Thursday, January 14, 2016

2016 read #7: The Sorcerer of the Wildeeps by Kai Ashante Wilson.

The Sorcerer of the Wildeeps by Kai Ashante Wilson
213 pages
Published 2015
Read from January 12 to January 14
Rating: ★★½ out of 5

Way back in October, in my review of Erika Johansen's The Queen of the Tearling, I described the sort of book I hankered after: "What I wanted was a book of old school high fantasy, a fun, pulpy adventure through what-the-fuck that would make me feel like I was inside a Roger Dean painting. But I wanted it packaged with adequate prose and some semblance of modern progressive ethics and values." Queen was not that book, but as it turns out, The Sorcerer of the Wildeeps totally is. Wilson's prose is a fascinating stylistic mix, mingling the epic, thesaurus-heavy deliberation of classic sword 'n' sorcery with dialogue Daniel José Older, in his cover blurb, likens to Ghostface Killah -- a bit forced as a point of reference, but the juxtaposition flows well and just works. Well, the dialogue more so than the prose, which at times suffers from what I would call first novel syndrome: making a bold leap but stumbling upon the landing, straining so hard for fluency that it in places strays into opacity. Which isn't a criticism, really. I can only hope my own first published novel will be this fresh-voiced and memorable. Goodness knows I've written reviews that I can barely make sense of months later.
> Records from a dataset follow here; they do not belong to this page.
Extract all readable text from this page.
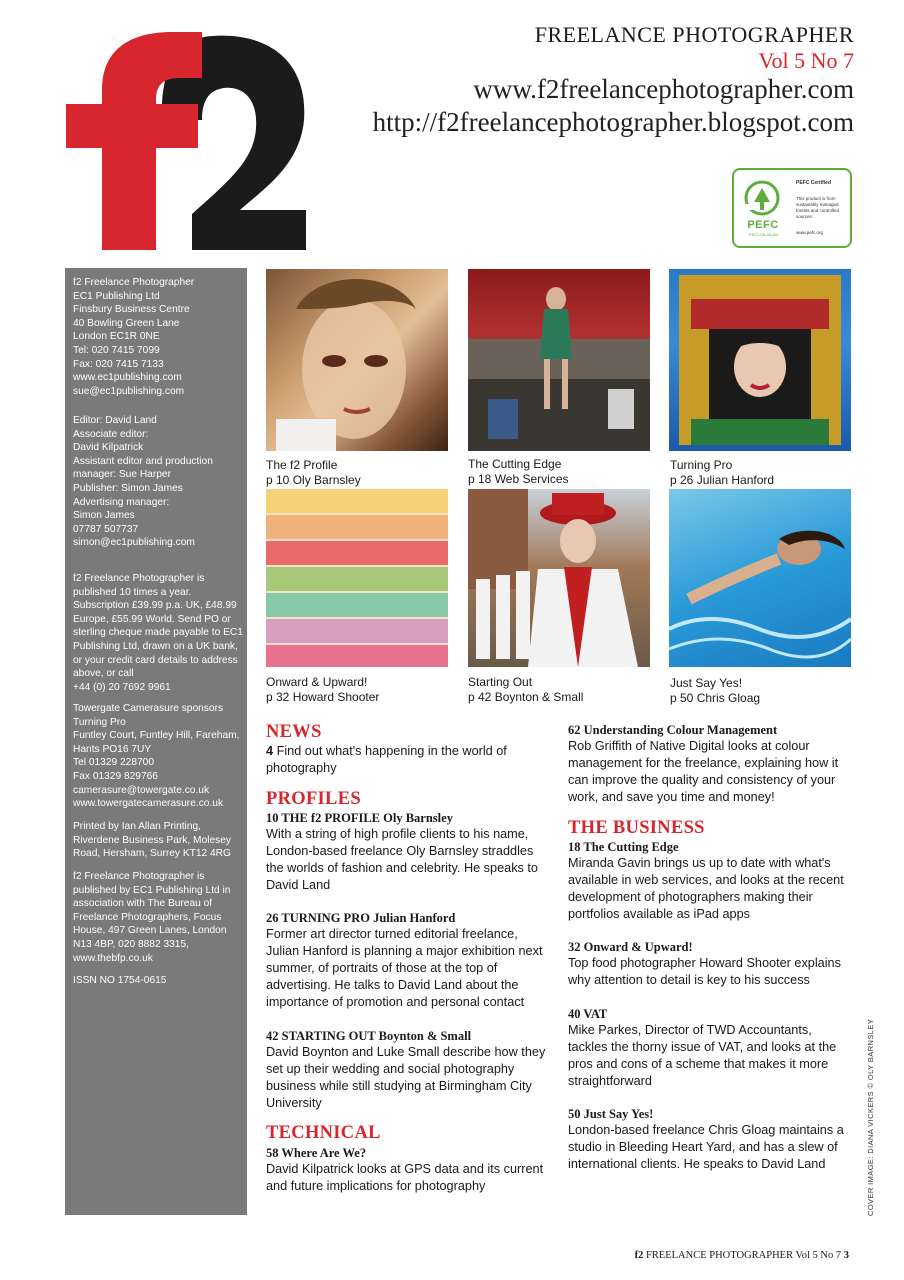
FREELANCE PHOTOGRAPHER
Vol 5 No 7
www.f2freelancephotographer.com
http://f2freelancephotographer.blogspot.com
PEFC
PEFC/16-33-691
PEFC Certified
This product is from sustainably managed forests and controlled sources
www.pefc.org
f2 Freelance Photographer
EC1 Publishing Ltd
Finsbury Business Centre
40 Bowling Green Lane
London EC1R 0NE
Tel: 020 7415 7099
Fax: 020 7415 7133
www.ec1publishing.com
sue@ec1publishing.com
Editor: David Land
Associate editor:
David Kilpatrick
Assistant editor and production manager: Sue Harper
Publisher: Simon James
Advertising manager:
Simon James
07787 507737
simon@ec1publishing.com
f2 Freelance Photographer is published 10 times a year. Subscription £39.99 p.a. UK, £48.99 Europe, £55.99 World. Send PO or sterling cheque made payable to EC1 Publishing Ltd, drawn on a UK bank, or your credit card details to address above, or call
+44 (0) 20 7692 9961
Towergate Camerasure sponsors Turning Pro
Funtley Court, Funtley Hill, Fareham, Hants PO16 7UY
Tel 01329 228700
Fax 01329 829766
camerasure@towergate.co.uk
www.towergatecamerasure.co.uk
Printed by Ian Allan Printing, Riverdene Business Park, Molesey Road, Hersham, Surrey KT12 4RG
f2 Freelance Photographer is published by EC1 Publishing Ltd in association with The Bureau of Freelance Photographers, Focus House, 497 Green Lanes, London N13 4BP, 020 8882 3315, www.thebfp.co.uk
ISSN NO 1754-0615
The f2 Profile
p 10 Oly Barnsley
The Cutting Edge
p 18 Web Services
Turning Pro
p 26 Julian Hanford
Onward & Upward!
p 32 Howard Shooter
Starting Out
p 42 Boynton & Small
Just Say Yes!
p 50 Chris Gloag
NEWS
4 Find out what's happening in the world of photography
PROFILES
10 THE f2 PROFILE Oly Barnsley
With a string of high profile clients to his name, London-based freelance Oly Barnsley straddles the worlds of fashion and celebrity. He speaks to David Land
26 TURNING PRO Julian Hanford
Former art director turned editorial freelance, Julian Hanford is planning a major exhibition next summer, of portraits of those at the top of advertising. He talks to David Land about the importance of promotion and personal contact
42 STARTING OUT Boynton & Small
David Boynton and Luke Small describe how they set up their wedding and social photography business while still studying at Birmingham City University
TECHNICAL
58 Where Are We?
David Kilpatrick looks at GPS data and its current and future implications for photography
62 Understanding Colour Management
Rob Griffith of Native Digital looks at colour management for the freelance, explaining how it can improve the quality and consistency of your work, and save you time and money!
THE BUSINESS
18 The Cutting Edge
Miranda Gavin brings us up to date with what's available in web services, and looks at the recent development of photographers making their portfolios available as iPad apps
32 Onward & Upward!
Top food photographer Howard Shooter explains why attention to detail is key to his success
40 VAT
Mike Parkes, Director of TWD Accountants, tackles the thorny issue of VAT, and looks at the pros and cons of a scheme that makes it more straightforward
50 Just Say Yes!
London-based freelance Chris Gloag maintains a studio in Bleeding Heart Yard, and has a slew of international clients. He speaks to David Land	COVER IMAGE: DIANA VICKERS © OLY BARNSLEY
f2 FREELANCE PHOTOGRAPHER Vol 5 No 7 3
The adventure sections of this novel are so old-school that they feature swamp-dwelling sauropods straight out of the 1950s, sabretoothed wizard-cats, and demigods that turn out to be the offspring of extraterrestrials -- one of the oldest (or at least most ubiquitous) twists in modern heroic fantasy. Structurally, I enjoyed the way Wilson mixed memories into conversations and chopped certain sections into non-sequentiality. Sorcerer overall stands as a sturdy new variant of the sword 'n' sorcery formula, fun and full of fresh new life, though the limitations of the subgenre prove hard for it to surmount.